Not only did Buchan captain and inspire a previously mediocre Arsenal team, he even invented the revolutionary Third Back game though the credit has often been given to Chapman. Since Charlie told me the story himself, I'm sure he was the true innovator. The offside law had just been changed and when the Gunners, early that season, went to Newcastle United, they were thrashed, 7-0. Something had urgently to be done. Buchan suggested the roaming centre-half be made into a third-back or stopper, the full-backs pushed out on to the flanks, the wing halves pulled into the middle though irrationally enough, they would go on being called wing halves for years to come.
The scheme was tried the following Monday at West Ham and worked impressively, Arsenal winning with ease. And so the new system was born which would sweep and for better or for worse transform English soccer.
A dull writer and a pedestrian broadcaster, Charlie, however, for many years, was a very prominent media figure, whatever his drawbacks. He wrote an enjoyable autobiography, `A lifetime in football,' every sentence a paragraph, every paragraph a sentence. I have an especially vivid memory of listening to one of his popular five-minute 7.25 Saturday evening broadcasts in Florence.
That was in 1952 when, aged 21, I had just gone to live in Italy; in a Florentine `pensione'. My American forces radio wasn't working then, and the only way I could hear Charlie's invaluable five minutes was on a wireless owned by the melancholy young American painter Jay. The walls of her dismally dark room were festooned with dismally dark paintings. She prowled around wearing what looked like a khaki shroud which she had bought in North Africa.
When I came in that Saturday evening she was kneeling before the radio, in an evident state of crisis, ripping up her own pictures. A bizarre point counterpoint ensued. "And although Derek Dooley didn't score," intoned Charlie, RIP! "I think you're most insensitive!"
"He did help his team to get a point in a two-two draw at Highbury." To be frank, Charles Buchan's monthly hardly merited a "heritage" commemoration, even if he himself, in football terms did. Though the magazine actually reached a remarkable circulation peak of over 220,000 copies, little now bears re-reading.
Even those pieces by the joint editor John Thompson, previously a competent and readable chief football correspondent for the `Daily Mirror', seem sententious and dull. In his day little Leslie Yates, a Tottenham Hotspur and Tottenham district man through and through, who even had a Pressroom dedicated to him by Spurs, was a busy provider of soccer news paragraphs to many papers, especially in the provinces. But here, struggling with a monthly deadline, his items are of a staggering banality; he even tells you where certain players mean to take their families on summer holiday!

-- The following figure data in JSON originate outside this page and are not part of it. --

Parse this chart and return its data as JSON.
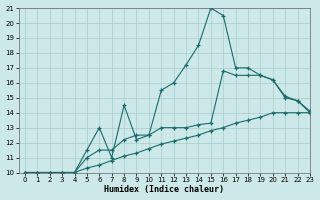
{
  "xlabel": "Humidex (Indice chaleur)",
  "bg_color": "#cce8e8",
  "line_color": "#1a6b6b",
  "grid_color": "#aacccc",
  "xlim": [
    -0.5,
    23
  ],
  "ylim": [
    10,
    21
  ],
  "xticks": [
    0,
    1,
    2,
    3,
    4,
    5,
    6,
    7,
    8,
    9,
    10,
    11,
    12,
    13,
    14,
    15,
    16,
    17,
    18,
    19,
    20,
    21,
    22,
    23
  ],
  "yticks": [
    10,
    11,
    12,
    13,
    14,
    15,
    16,
    17,
    18,
    19,
    20,
    21
  ],
  "curve1_x": [
    0,
    1,
    2,
    3,
    4,
    5,
    6,
    7,
    8,
    9,
    10,
    11,
    12,
    13,
    14,
    15,
    16,
    17,
    18,
    19,
    20,
    21,
    22,
    23
  ],
  "curve1_y": [
    10,
    10,
    10,
    10,
    10,
    11.5,
    13,
    11,
    14.5,
    12.2,
    12.5,
    15.5,
    16,
    17.2,
    18.5,
    21,
    20.5,
    17,
    17,
    16.5,
    16.2,
    15,
    14.8,
    14
  ],
  "curve2_x": [
    0,
    1,
    2,
    3,
    4,
    5,
    6,
    7,
    8,
    9,
    10,
    11,
    12,
    13,
    14,
    15,
    16,
    17,
    18,
    19,
    20,
    21,
    22,
    23
  ],
  "curve2_y": [
    10,
    10,
    10,
    10,
    10,
    11,
    11.5,
    11.5,
    12.2,
    12.5,
    12.5,
    13,
    13,
    13,
    13.2,
    13.3,
    16.8,
    16.5,
    16.5,
    16.5,
    16.2,
    15.1,
    14.8,
    14.1
  ],
  "curve3_x": [
    0,
    1,
    2,
    3,
    4,
    5,
    6,
    7,
    8,
    9,
    10,
    11,
    12,
    13,
    14,
    15,
    16,
    17,
    18,
    19,
    20,
    21,
    22,
    23
  ],
  "curve3_y": [
    10,
    10,
    10,
    10,
    10,
    10.3,
    10.5,
    10.8,
    11.1,
    11.3,
    11.6,
    11.9,
    12.1,
    12.3,
    12.5,
    12.8,
    13.0,
    13.3,
    13.5,
    13.7,
    14.0,
    14.0,
    14.0,
    14.0
  ]
}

Personally, I have mixed feelings about my own dealings with the magazine. I remember Leslie himself telling me how useful it must have been to them to fill space in several issues with my `Footballer's Who's Who' guide. They promised me that the following year they'd bring it out as a small book — as had happened originally when first published. Then they curtly wrote to me to say it wasn't going to happen. I'd got nothing in writing. As a young freelancer I was hardly in a position to take them to court.
Simon Inglis, the competent editor, author of exhaustive books on football stadium, provides in his preface and various interventions the best writing in the book, but is scathing about what fiction was published. I never knew they used any at all. Yet, the magazine survived till 1971, a decade after I'd published a short story collection `A Bad Streak', to ecstatic reviews for its football stories. Resulting in a whole week of them being published in London's `Evening Standard', advertised on top of the little green vans which used to distribute the paper round London. In retrospect, rather a pity.